An olive mill, referred to as a "frantoio" in Italian, is a sophisticated apparatus employed for the extraction of oil from olives. Frantoio Anteata, the ultramodern mill nestled in the heart of the groves where the award winning Extra Virgin Olive Oil Piro is produced, exemplifies this innovative technology. The various components of an olive mill, or "frantoio," encompass:
The washing station: Olives are freed of any small branches and leaves with a fan, and washed in cold water. Sophisticated mills like Anteata also pass then through UV light to remove all bacteriological load.
The crusher : Within the confines of the actual "frantoio" the olives are carefully crushed, their essence liberated.
When the magic happens!
Malaxer: Transferring to the "gramola," the crushed olives are kneaded and mixed, facilitating the oil extraction. This intricate interplay may extend anywhere from 20 minutes to an hour. At a precisely controlled low temperature, and under the permanent scrutiny of the Frantoiano, the olive oil will be created with the complex process of lipoxygenases, the natural enzymes present in the olive that contributes to the formation of key aromatic compounds that define the sensory characteristics of our oil.

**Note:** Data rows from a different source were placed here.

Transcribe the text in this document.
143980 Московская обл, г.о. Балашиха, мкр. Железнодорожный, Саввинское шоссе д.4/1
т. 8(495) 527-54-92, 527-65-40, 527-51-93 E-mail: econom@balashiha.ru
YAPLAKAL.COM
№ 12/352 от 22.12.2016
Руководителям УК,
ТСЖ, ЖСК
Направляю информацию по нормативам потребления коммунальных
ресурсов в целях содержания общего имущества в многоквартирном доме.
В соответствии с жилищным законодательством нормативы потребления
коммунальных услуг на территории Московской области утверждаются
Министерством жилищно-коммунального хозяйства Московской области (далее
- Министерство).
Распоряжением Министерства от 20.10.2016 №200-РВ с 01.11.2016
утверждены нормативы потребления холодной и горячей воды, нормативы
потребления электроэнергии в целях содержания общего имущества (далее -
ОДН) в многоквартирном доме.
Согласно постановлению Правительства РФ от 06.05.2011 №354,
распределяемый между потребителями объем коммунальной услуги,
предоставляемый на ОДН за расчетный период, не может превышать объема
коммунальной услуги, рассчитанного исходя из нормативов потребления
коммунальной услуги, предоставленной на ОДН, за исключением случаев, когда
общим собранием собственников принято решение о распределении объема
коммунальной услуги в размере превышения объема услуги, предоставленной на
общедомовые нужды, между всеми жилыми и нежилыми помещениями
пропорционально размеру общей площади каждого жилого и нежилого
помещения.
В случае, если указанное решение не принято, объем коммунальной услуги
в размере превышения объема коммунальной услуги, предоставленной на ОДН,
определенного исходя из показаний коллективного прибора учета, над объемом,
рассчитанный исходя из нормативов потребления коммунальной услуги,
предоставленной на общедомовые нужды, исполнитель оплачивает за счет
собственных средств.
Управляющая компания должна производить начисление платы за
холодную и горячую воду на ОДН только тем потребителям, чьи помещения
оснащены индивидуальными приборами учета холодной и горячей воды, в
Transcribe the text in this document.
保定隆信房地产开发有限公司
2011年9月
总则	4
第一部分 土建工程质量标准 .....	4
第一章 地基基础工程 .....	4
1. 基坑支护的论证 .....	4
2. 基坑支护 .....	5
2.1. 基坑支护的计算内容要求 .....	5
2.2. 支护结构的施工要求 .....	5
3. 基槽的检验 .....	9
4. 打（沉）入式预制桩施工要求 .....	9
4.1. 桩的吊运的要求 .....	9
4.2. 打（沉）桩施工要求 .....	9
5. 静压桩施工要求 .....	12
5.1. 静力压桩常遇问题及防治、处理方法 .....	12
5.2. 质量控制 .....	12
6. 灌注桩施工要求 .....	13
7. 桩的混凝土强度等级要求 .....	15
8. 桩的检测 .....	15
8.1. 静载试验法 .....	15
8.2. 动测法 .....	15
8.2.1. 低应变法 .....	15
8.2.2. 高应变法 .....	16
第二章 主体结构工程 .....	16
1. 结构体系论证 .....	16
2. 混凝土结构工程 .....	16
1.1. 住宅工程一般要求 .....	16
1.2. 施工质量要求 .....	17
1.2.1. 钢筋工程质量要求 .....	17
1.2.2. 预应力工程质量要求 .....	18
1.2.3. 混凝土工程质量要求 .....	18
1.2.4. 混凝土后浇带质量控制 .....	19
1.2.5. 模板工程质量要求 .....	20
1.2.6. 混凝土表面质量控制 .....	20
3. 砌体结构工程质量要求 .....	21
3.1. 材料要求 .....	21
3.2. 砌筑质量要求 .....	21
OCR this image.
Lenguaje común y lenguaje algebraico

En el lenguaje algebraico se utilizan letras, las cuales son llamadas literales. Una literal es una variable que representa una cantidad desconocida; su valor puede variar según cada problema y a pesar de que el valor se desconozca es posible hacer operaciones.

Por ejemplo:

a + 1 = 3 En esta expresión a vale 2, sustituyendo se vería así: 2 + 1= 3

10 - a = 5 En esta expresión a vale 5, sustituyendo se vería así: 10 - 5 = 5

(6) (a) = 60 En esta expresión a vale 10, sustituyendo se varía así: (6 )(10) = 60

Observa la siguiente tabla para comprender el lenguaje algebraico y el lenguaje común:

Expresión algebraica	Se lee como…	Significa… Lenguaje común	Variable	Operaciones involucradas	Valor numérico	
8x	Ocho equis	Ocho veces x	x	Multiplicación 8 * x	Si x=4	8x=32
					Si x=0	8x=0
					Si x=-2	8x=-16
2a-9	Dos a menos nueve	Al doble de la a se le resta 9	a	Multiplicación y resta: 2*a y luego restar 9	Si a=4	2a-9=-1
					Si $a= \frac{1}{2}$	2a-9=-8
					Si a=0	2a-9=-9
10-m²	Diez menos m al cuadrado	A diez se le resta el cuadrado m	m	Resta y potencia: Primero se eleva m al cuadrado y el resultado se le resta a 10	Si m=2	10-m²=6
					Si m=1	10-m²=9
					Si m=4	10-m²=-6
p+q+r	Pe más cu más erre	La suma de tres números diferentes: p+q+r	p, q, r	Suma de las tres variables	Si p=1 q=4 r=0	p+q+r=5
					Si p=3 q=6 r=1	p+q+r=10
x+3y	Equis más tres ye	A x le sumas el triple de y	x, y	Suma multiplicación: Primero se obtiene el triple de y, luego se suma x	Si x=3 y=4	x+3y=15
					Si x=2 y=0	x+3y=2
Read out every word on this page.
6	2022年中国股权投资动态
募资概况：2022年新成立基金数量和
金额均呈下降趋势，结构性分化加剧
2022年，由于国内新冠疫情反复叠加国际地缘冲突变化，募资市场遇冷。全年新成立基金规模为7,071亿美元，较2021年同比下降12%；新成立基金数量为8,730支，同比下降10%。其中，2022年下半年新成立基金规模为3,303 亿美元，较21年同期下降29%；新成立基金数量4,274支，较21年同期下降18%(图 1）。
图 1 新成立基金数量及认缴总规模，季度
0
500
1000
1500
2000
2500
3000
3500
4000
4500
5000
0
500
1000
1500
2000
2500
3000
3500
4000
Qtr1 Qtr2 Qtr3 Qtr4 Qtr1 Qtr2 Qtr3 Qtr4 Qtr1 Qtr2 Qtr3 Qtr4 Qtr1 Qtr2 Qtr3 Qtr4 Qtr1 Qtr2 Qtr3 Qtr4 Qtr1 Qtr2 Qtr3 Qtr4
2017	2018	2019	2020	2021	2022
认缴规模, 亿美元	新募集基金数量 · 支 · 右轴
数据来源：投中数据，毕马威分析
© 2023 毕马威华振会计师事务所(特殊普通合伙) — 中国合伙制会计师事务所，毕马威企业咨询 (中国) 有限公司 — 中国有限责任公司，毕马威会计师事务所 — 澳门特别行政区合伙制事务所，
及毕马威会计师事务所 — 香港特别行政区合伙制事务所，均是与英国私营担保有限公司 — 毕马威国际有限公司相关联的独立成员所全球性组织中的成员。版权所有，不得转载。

Decanter: Within the "decantatore," a distinct separation occurs as oil and water part ways with the paste. Emanating from the apex of the decanter, the oil is collected, while residual water and solids find their abode at the base.
Separator: Progressing to the "centrifuga," the oil undergoes a final refinement, divesting itself of any remaining water or sediment.
Serbatoi di stoccaggio: Temporarily housed within "serbatoi di stoccaggio," or storage tanks, the oil awaits its destined moment for bottling or packaging. At frantic Anteata, our storage tanks are made of non reactive stainless steel, and we fill them under an oxygen-free environment in order to remove all oxidation factors.